Nella seconda parte del suo intervento, il nostro Arcivescovo ha invece delineato a grandi linee lo sviluppo del concetto di cooperazione nel Magistero della nostra Chiesa, dalla Gaudium et spes (1965, Paolo VI) alla Fratelli tutti (2020, Francesco), passando per la Populorum Progressio (1967, Paolo VI), la Sollicitudo Rei Socialis (1987, Giovanni Paolo II) e la Caritas in veritate (2009, Benedetto XVI). Una storia che ha portato, e continua a portare, a una vera e propria «rivoluzione culturale, con un’attenzione alle persone e alle comunità, contro ogni forma di assistenzialismo». Centrale è il tema della «fraternità» e della «cittadinanza globale», contro le «strutture di peccato» che creano «povertà, disuguaglianza e nuove forme di schiavitù».

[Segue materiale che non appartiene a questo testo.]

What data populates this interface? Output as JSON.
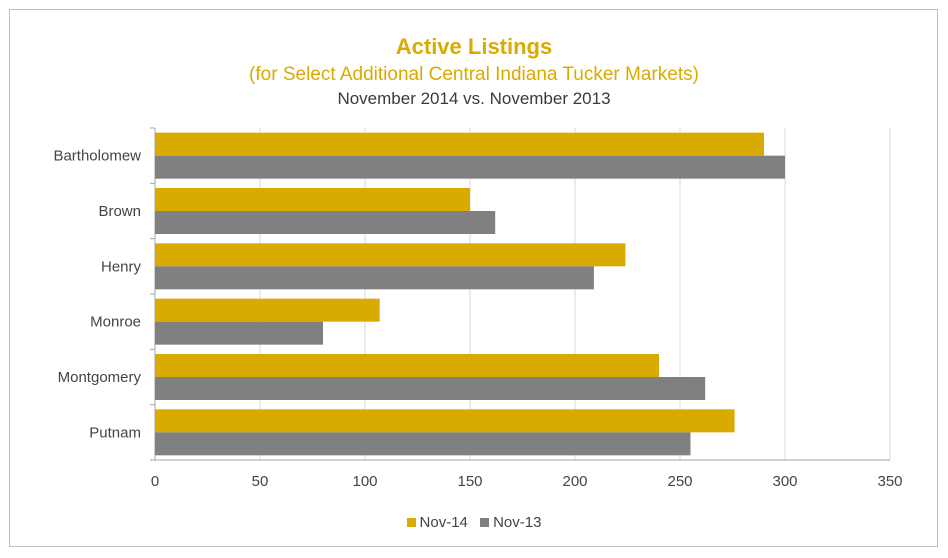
{
  "chart_data": {
    "type": "bar",
    "orientation": "horizontal",
    "title": "Active Listings",
    "subtitle": "(for Select Additional Central Indiana Tucker Markets)",
    "subtitle2": "November 2014 vs. November 2013",
    "categories": [
      "Bartholomew",
      "Brown",
      "Henry",
      "Monroe",
      "Montgomery",
      "Putnam"
    ],
    "series": [
      {
        "name": "Nov-14",
        "color": "#d9aa00",
        "values": [
          290,
          150,
          224,
          107,
          240,
          276
        ]
      },
      {
        "name": "Nov-13",
        "color": "#808080",
        "values": [
          300,
          162,
          209,
          80,
          262,
          255
        ]
      }
    ],
    "xlim": [
      0,
      350
    ],
    "xticks": [
      0,
      50,
      100,
      150,
      200,
      250,
      300,
      350
    ],
    "grid": true,
    "legend_position": "bottom"
  }
}
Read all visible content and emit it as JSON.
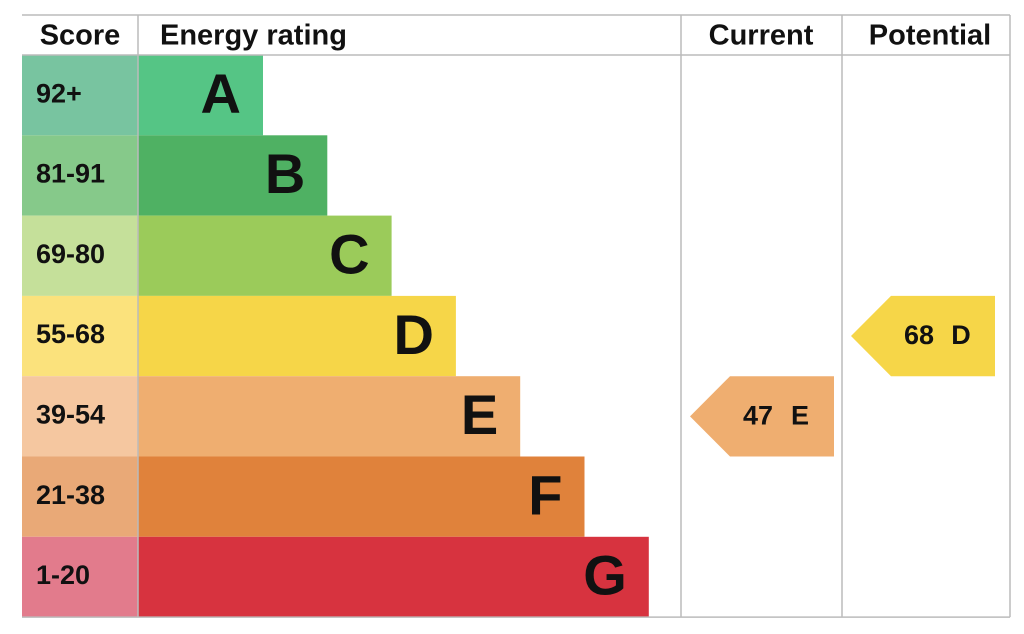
{
  "headers": {
    "score": "Score",
    "rating": "Energy rating",
    "current": "Current",
    "potential": "Potential"
  },
  "bands": [
    {
      "score": "92+",
      "letter": "A",
      "score_color": "#78c4a0",
      "color": "#55c585"
    },
    {
      "score": "81-91",
      "letter": "B",
      "score_color": "#86c98a",
      "color": "#4fb163"
    },
    {
      "score": "69-80",
      "letter": "C",
      "score_color": "#c5e09a",
      "color": "#9bcb5a"
    },
    {
      "score": "55-68",
      "letter": "D",
      "score_color": "#fbe27c",
      "color": "#f6d648"
    },
    {
      "score": "39-54",
      "letter": "E",
      "score_color": "#f5c7a0",
      "color": "#efae70"
    },
    {
      "score": "21-38",
      "letter": "F",
      "score_color": "#e9a977",
      "color": "#e0823b"
    },
    {
      "score": "1-20",
      "letter": "G",
      "score_color": "#e27b8c",
      "color": "#d7333f"
    }
  ],
  "current": {
    "value": 47,
    "letter": "E"
  },
  "potential": {
    "value": 68,
    "letter": "D"
  }
}
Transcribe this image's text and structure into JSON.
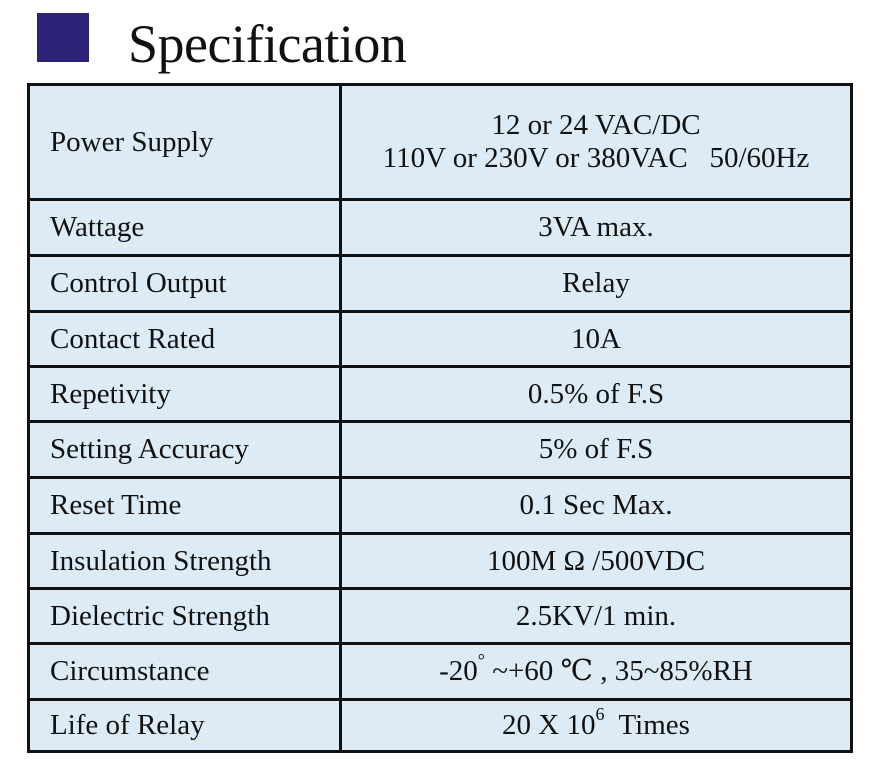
{
  "header": {
    "title": "Specification",
    "square_color": "#2c2377"
  },
  "colors": {
    "row_shade": "#dcebf6",
    "row_plain": "#ffffff",
    "border": "#111111"
  },
  "specs": [
    {
      "label": "Power Supply",
      "value_line1": "12 or 24 VAC/DC",
      "value_line2": "110V or 230V or 380VAC   50/60Hz"
    },
    {
      "label": "Wattage",
      "value": "3VA max."
    },
    {
      "label": "Control Output",
      "value": "Relay"
    },
    {
      "label": "Contact Rated",
      "value": "10A"
    },
    {
      "label": "Repetivity",
      "value": "0.5% of F.S"
    },
    {
      "label": "Setting Accuracy",
      "value": "5% of F.S"
    },
    {
      "label": "Reset Time",
      "value": "0.1 Sec Max."
    },
    {
      "label": "Insulation Strength",
      "value": "100M Ω /500VDC"
    },
    {
      "label": "Dielectric Strength",
      "value": "2.5KV/1 min."
    },
    {
      "label": "Circumstance",
      "value_pre": "-20",
      "value_sup": "°",
      "value_post": " ~+60 ℃ , 35~85%RH"
    },
    {
      "label": "Life of Relay",
      "value_pre": "20 X 10",
      "value_sup": "6",
      "value_post": "  Times"
    }
  ]
}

Silvia Sitti, presidente Associazione Ong Italiane (AOI), è fra i promotori della campagna “Il mondo ha fame. Di sviluppo”, portata avanti da Focsiv, AOI, CINI e Link 2007, con il patrocinio di ASVis, Caritas Italiana, Forum Nazionale del Terzo Settore e MISSIO. Fra gli obiettivi, l’introduzione nella legislazione italiana di un preciso vicolo per il raggiungimento dello 0,70% per l’aiuto pubblico allo sviluppo entro il 2030. Nel suo intervento Sitti ha riflettuto sulla legge 49/1987 dedicata proprio alla cooperazione, «legge fondamentale ma spesso non applicata, con conseguenze serie sulla democrazia. Non vi è – ha aggiunto – solidarietà senza reciproca mutualità, e ciò vale anche per la cooperazione», compresa quella internazionale. «Ma la pandemia del Covid sembra non averci insegnato nulla riguardo all’importanza della dimensione globale nell’affrontare i problemi».
L’ultimo intervento prima del dialogo col pubblico presente, è spettato ad Agostino Petrillo, docente del Politecnico di Milano: «dagli anni ’90 del secolo scorso – ha riflettuto – si è avuta una crisi dell’associazionismo e una deriva affaristica della grande cooperazione». Negli anni della globalizzazione, quindi con la trasformazione degli equilibri economico-geopolitici, «non possiamo più concepire una cooperazione come intervento esterno di un Paese verso un altro ma come reale reciproco scambio», per affrontare la nuova «questione sociale planetaria, anche attraverso il sistema universitario. Vi è dunque – ha concluso – la necessità di aprire una nuova epoca della cooperazione».